Las palabras que usamos para describirnos a nosotros mismos y nuestras circunstancias pueden ser la diferencia entre sentirse esperanzado o indefenso.

Decirnos “soy un perdedor” o “la vida es injusta” casi garantiza que seremos amargados y resentidos y atrapados en un círculo vicioso de autodestrucción. Por otro lado, “lo estoy pasando mal ahora, pero lo superaré” es poderoso y resistente.

Los hombres gay saben mucho sobre el poder de las palabras para fortalecernos o socavarnos. Mientras que muchos hombres gays jóvenes se han aprovechado de la palabra “queer” para describirse a sí mismos, invirtiendo el insulto y dándole un significado positivo, es instructivo recordar cómo se comenzó a usar la palabra “gay”.
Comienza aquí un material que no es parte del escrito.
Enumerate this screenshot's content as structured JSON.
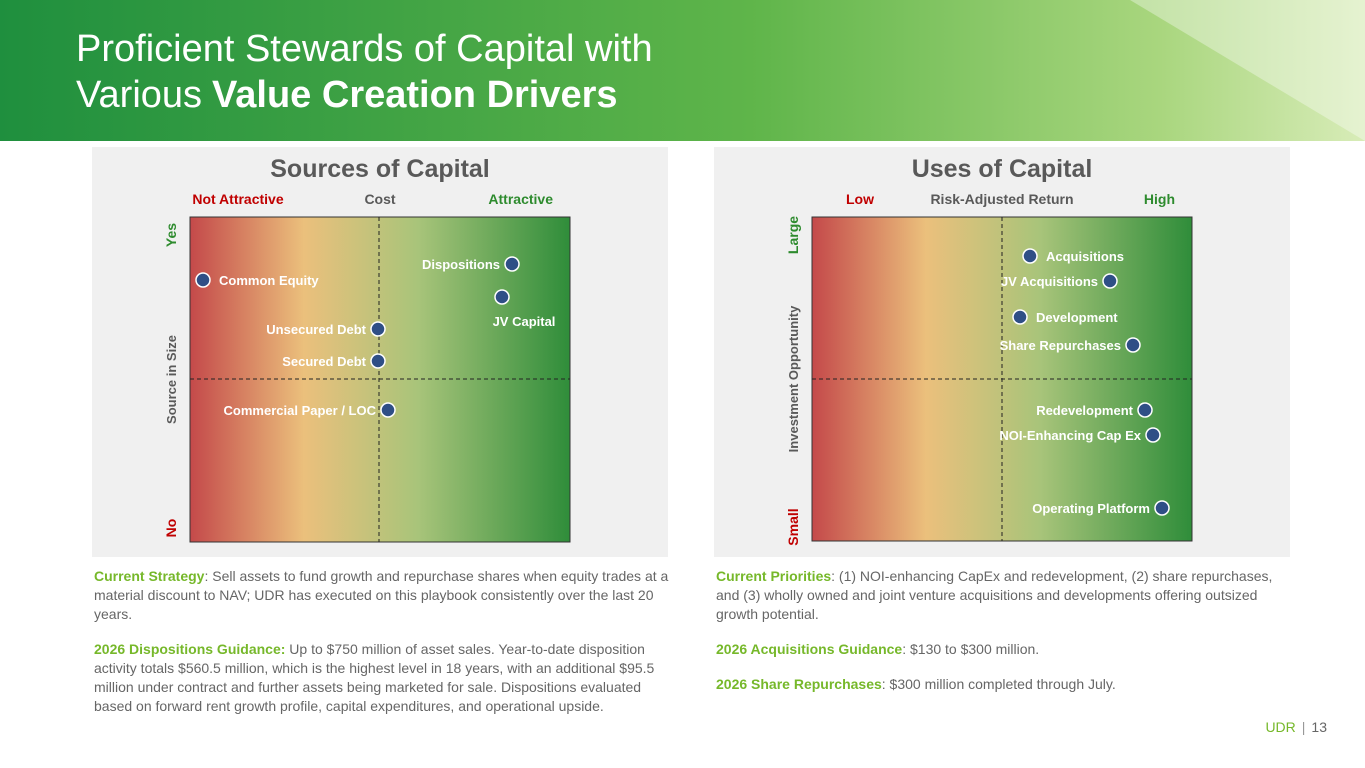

A principios del siglo XX, palabras como “normal” y “hada” se aplicaron a los hombres de acuerdo con su clasificación en una escala de masculinidad tradicional, en lugar de su orientación sexual per se. “Homosexual” era un término clínico y, como ha sido frecuentemente el caso, los hombres homosexuales se vieron reducidos a su sexualidad, como si los definiera por completo.

A partir de la década de 1930, los homosexuales blancos en Nueva York comenzaron a usar la palabra “gay” para describirse a sí mismos como una forma de comunicarse discretamente entre sí. Los hombres homosexuales negros de la época usaban frases como “en la vida” y “la vida deportiva” para hablar sobre su “diferente” orientación sexual.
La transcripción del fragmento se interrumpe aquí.